Она радостно махнула мне рукой.
– Конечно, мама. Энн уже везде бегает за мной и подражает во всем.
– Поцелуйте-ка маму, девочки!
Фрэнсис широко улыбнулась, склонилась ко мне и прижалась к щеке губами.
– Я горжусь тобой! Позаботься о нашей дорогой Шарлотте.
Наши взгляды встретились. Не знаю, понимала ли она, что поставлено на карту, но Фрэнсис умница, она отлично справится в мое отсутствие. Даже не притворившись, что хочет передать мами вожжи, дочь направила телегу назад в Сент-Джорджес.
– Гаррауэй присмотрит за ними до нашего возвращения, – без тени сомнений заявил Томас.
Хотелось бы мне быть столь же уверенной. Вздохнув, я позволила мужу помочь мне забраться в «Мэри» и уселась рядом с Шарлоттой. Она была во вдовьем платье синего и черного цвета – единственном, что я смогла заставить ее надеть, когда уговорила снять окровавленные тряпки.
Моя скорбящая дочь хотела, чтобы все знали правду – ее воин и ее дитя погибли.
– Усаживайтесь, ребятки. Мы отчаливаем, – приказал Томас, и мальчики устроились у румпеля и замерли.
Я ни разу не видела, чтобы они так широко ухмылялись. Но возле братьев я так и видела посмертную маску – тень Эдварда. Боже, как он любил выходить в море с Томасом.
Кажется, Шарлотту тоже преследовала подобная маска. Дочь не отрывала взгляда от горы Куа-Куа.
Томас стал распутывать толстую джутовую веревку, которая удерживала «Мэри». Но прежде чем развязать узел, вдруг замер и выпрямился. Будто щит, шагнул он навстречу солдатам, что спешили к нам. Пристань заполнили алые мундиры. Мужчины держали наготове длинные ружья. Мы оказались во власти колониального правительства.
Гренада, 1795. Ветер
Один из солдат полез в люк «Мэри». Другие обыскивали палубу, пробираясь вдоль борта, будто ища тайник.

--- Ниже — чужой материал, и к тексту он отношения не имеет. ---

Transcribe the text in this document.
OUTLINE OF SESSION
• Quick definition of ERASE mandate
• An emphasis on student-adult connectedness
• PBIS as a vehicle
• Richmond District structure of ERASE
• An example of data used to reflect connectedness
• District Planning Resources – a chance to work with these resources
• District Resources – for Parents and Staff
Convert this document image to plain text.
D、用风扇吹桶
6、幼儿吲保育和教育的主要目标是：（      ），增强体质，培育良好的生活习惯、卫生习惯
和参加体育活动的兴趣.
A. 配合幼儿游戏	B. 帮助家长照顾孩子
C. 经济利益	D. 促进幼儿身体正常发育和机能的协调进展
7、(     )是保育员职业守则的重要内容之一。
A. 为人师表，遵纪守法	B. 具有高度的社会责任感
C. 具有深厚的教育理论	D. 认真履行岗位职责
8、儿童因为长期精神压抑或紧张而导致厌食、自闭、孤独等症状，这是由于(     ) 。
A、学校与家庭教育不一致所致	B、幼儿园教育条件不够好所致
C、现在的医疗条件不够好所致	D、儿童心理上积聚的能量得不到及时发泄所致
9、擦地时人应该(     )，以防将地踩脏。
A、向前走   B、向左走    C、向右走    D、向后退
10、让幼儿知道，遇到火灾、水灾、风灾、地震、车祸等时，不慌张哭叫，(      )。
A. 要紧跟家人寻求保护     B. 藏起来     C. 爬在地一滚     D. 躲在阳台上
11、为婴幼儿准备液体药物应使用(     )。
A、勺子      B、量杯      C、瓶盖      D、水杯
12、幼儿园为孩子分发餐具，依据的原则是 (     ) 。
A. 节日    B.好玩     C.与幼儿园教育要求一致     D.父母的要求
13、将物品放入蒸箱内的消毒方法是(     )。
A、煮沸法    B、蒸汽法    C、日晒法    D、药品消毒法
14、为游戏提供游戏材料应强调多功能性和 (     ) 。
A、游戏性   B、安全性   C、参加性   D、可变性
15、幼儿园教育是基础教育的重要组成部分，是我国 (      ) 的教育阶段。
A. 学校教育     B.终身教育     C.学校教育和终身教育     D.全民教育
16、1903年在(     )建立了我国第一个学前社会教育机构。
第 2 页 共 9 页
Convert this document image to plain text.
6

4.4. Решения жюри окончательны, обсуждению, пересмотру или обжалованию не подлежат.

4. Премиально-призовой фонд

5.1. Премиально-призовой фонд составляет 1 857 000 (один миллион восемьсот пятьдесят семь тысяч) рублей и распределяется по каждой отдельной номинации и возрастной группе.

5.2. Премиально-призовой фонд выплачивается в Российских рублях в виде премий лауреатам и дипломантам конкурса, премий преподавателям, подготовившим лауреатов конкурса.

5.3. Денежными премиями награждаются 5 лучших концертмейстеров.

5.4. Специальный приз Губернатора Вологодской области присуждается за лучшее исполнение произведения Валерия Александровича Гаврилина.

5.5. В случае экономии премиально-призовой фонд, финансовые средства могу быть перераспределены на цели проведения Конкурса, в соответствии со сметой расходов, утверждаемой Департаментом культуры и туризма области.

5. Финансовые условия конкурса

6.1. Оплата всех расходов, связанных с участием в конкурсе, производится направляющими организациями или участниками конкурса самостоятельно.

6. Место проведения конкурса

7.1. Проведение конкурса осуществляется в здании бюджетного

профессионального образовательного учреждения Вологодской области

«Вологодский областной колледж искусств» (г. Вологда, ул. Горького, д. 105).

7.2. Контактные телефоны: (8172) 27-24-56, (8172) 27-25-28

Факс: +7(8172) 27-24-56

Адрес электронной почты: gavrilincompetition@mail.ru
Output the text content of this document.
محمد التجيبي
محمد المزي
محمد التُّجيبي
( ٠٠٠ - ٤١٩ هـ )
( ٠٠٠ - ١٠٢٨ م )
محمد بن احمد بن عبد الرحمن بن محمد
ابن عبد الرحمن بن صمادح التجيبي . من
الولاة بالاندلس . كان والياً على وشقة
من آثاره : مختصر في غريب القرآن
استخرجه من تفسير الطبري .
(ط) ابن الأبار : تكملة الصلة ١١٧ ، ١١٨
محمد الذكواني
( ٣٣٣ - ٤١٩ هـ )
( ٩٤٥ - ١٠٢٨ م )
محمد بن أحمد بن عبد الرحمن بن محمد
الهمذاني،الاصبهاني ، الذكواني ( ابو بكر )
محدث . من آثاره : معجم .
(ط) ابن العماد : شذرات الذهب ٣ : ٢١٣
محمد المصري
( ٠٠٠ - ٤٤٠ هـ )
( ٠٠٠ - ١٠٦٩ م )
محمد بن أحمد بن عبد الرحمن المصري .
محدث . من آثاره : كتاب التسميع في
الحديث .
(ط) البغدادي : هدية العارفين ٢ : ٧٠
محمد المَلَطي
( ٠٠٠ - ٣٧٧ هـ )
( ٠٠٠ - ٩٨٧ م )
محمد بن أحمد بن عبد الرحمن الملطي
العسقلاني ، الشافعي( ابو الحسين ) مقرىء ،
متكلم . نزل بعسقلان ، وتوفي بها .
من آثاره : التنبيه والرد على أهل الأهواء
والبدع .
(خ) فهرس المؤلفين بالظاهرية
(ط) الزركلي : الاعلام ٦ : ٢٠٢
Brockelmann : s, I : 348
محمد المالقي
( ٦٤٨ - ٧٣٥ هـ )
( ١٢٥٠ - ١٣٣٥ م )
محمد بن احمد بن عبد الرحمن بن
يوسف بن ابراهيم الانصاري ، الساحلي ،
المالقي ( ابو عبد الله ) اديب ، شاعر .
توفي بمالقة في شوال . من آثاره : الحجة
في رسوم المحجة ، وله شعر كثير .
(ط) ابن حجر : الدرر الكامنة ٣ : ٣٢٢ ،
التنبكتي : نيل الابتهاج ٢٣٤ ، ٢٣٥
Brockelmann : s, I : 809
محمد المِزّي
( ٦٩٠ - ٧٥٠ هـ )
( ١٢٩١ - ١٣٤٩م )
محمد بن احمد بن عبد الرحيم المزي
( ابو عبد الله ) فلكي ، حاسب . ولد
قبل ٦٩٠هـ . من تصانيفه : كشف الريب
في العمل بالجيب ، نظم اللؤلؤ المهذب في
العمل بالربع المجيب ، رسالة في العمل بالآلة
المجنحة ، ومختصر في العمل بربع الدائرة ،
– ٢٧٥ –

С колотящимся сердцем я стояла и смотрела на воду, а ветер развевал мой шарф. Я умела плавать и могла бы отвлечь британских солдат на себя, но этим не уберегла бы детей от пуль.
– Оставайся на месте, Долл. Никому не двигаться ни на дюйм. – Томас подошел к солдату, у которого на мундире было больше всего знаков отличия. – Что все это значит?
Его голос звучал спокойно, но возмущенно – как умели говорить мужчины с серебряными пуговицами на сюртуках, важные персоны, которым прекрасно удавалось подобное.
– Сэр, мы должны убедиться, что вы не перевозите контрабанду.
Парень пролаял еще несколько приказов и велел своим людям обыскать багаж. Я боялась, что они отберут наши вольные и сожгут их.
Один из солдат пристально посмотрел на мою дочь, затем на меня. Томас запрыгнул в лодку и поймал меня за руку, собственнически продемонстрировав британцам, что мы его – его семья.
Он снова шагнул к человеку, изучающему бумаги.
– Нам придется еще задержаться? – проговорил муж оскорбленным тоном, а не так, будто всучил им документы, кричащие о лжи. – Ваши люди обыскали каждый дюйм моего корабля. Позвольте нам отправиться в путь.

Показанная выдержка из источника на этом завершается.